Determine whether the two graphs $G$ and $G'$ are isomorphic given their adjacency matrices:
$$G=\left[\begin{array}{llllllll} 0 & 1 & 1 & 0 & 0 & 0 & 1 & 1 \\ 1 & 0 & 1 & 1 & 0 & 0 & 0 & 1 \\ 1 & 1 & 0 & 1 & 1 & 0 & 0 & 0 \\ 0 & 1 & 1 & 0 & 1 & 1 & 0 & 0 \\ 0 & 0 & 1 & 1 & 0 & 1 & 1 & 0 \\ 0 & 0 & 0 & 1 & 1 & 0 & 1 & 1 \\ 1 & 0 & 0 & 0 & 1 & 1 & 0 & 1 \\ 1 & 1 & 0 & 0 & 0 & 1 & 1 & 0 \end{array}\right]$$
and
$$G' = \left[\begin{array}{llllllll} 0 & 1 & 0 & 1 & 0 & 1 & 0 & 1 \\ 1 & 0 & 1 & 0 & 1 & 0 & 1 & 0 \\ 0 & 1 & 0 & 1 & 0 & 1 & 0 & 1 \\ 1 & 0 & 1 & 0 & 1 & 0 & 1 & 0 \\ 0 & 1 & 0 & 1 & 0 & 1 & 0 & 1 \\ 1 & 0 & 1 & 0 & 1 & 0 & 1 & 0 \\ 0 & 1 & 0 & 1 & 0 & 1 & 0 & 1 \\ 1 & 0 & 1 & 0 & 1 & 0 & 1 & 0 \end{array}\right]$$
We have learned several methods to solve a question like this in class, for example by creating sets of the relations and defining an onto and one-to-one function. Or visually by drawing the graphs. This works great for what we have had so far, but i have never had to do it with two such large matrices.

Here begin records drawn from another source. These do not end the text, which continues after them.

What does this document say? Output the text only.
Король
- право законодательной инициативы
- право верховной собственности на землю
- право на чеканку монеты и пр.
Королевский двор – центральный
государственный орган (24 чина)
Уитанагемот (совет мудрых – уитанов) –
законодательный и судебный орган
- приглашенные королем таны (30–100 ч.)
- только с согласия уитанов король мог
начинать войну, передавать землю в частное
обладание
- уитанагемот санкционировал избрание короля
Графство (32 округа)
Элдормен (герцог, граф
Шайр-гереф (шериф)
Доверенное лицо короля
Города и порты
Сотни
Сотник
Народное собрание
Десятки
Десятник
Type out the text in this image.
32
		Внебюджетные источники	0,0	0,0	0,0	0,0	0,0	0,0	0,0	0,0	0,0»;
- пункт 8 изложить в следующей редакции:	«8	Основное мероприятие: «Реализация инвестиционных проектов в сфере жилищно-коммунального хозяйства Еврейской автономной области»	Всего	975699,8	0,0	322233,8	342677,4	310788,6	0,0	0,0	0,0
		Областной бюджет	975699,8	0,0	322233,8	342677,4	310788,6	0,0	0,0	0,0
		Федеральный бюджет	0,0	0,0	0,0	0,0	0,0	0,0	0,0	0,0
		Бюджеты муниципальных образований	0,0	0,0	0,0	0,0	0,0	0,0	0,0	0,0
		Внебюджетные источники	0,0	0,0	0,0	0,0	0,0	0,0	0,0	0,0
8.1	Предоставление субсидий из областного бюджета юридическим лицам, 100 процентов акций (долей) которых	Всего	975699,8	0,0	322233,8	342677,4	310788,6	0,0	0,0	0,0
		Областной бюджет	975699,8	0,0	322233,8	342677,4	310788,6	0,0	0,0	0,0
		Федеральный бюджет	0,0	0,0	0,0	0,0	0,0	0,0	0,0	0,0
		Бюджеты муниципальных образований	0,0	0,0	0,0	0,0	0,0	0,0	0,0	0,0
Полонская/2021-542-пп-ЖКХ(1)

This is a question from a previous exam and I was wondering whether there was a faster and more effective way to view if they are isomorphic or not since I would like to not have to use such a long time if a question like this comes on my exam.

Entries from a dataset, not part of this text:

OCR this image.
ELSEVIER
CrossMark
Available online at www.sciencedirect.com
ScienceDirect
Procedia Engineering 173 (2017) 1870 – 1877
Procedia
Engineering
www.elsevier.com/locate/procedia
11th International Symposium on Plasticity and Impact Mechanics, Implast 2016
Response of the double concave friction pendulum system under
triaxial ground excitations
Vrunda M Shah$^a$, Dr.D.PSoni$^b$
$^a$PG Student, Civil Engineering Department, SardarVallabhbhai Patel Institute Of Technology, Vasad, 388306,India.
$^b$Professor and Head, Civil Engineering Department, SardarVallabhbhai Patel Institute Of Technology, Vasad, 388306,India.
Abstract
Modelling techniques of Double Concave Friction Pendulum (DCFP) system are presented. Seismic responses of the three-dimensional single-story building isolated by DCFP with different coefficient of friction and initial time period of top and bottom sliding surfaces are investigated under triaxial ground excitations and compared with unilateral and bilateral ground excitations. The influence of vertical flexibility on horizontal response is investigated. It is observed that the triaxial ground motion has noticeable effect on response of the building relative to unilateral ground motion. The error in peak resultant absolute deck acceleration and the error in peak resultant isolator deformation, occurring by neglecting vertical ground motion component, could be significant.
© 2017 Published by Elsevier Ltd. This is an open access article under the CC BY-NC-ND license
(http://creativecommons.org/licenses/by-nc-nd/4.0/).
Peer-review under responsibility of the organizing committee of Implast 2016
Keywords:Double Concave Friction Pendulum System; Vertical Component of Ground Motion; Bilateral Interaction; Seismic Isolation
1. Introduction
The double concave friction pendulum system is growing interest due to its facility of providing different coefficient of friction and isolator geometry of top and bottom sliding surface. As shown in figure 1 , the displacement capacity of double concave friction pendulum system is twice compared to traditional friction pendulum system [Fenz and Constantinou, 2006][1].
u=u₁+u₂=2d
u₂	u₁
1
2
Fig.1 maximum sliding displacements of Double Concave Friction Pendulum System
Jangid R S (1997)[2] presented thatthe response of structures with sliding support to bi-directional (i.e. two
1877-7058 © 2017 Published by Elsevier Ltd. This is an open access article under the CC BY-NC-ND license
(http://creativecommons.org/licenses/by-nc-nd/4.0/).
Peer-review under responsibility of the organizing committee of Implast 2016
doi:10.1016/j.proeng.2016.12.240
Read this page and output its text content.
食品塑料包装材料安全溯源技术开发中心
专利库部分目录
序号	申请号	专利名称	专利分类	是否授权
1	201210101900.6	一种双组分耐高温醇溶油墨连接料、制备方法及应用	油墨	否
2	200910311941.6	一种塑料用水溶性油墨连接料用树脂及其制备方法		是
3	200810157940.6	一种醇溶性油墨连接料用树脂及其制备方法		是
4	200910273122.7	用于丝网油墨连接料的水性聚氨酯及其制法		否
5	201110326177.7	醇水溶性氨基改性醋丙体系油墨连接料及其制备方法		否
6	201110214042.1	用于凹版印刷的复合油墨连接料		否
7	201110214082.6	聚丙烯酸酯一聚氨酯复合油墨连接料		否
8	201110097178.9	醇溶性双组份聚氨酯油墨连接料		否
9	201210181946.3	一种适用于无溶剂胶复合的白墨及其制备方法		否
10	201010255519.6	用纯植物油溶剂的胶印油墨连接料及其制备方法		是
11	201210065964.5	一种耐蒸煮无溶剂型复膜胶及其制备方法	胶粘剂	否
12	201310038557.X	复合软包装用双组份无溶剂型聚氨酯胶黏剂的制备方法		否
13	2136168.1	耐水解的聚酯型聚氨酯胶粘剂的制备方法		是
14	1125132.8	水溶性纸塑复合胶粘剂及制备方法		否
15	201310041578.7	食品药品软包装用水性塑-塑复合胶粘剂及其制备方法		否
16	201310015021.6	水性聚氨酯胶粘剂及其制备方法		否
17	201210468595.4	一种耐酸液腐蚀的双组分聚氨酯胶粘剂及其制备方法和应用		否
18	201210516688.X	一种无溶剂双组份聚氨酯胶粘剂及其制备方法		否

I don't think there is an easy way of doing it since graph ismorphism is a hard problem (it's not know which class it's in) .
however there are a couple of heuristics to help, counting degrees, matching by degrees, counting loops, or finding any kind of pattern
in your example in the second matrix it's clear that the graph is bipartite with one side having being the odd indexed nodes and the other the even indexed nodes (notice that there is only two different rows that keep repeating), however the first graph is clearly not bipartite so the answer is easy.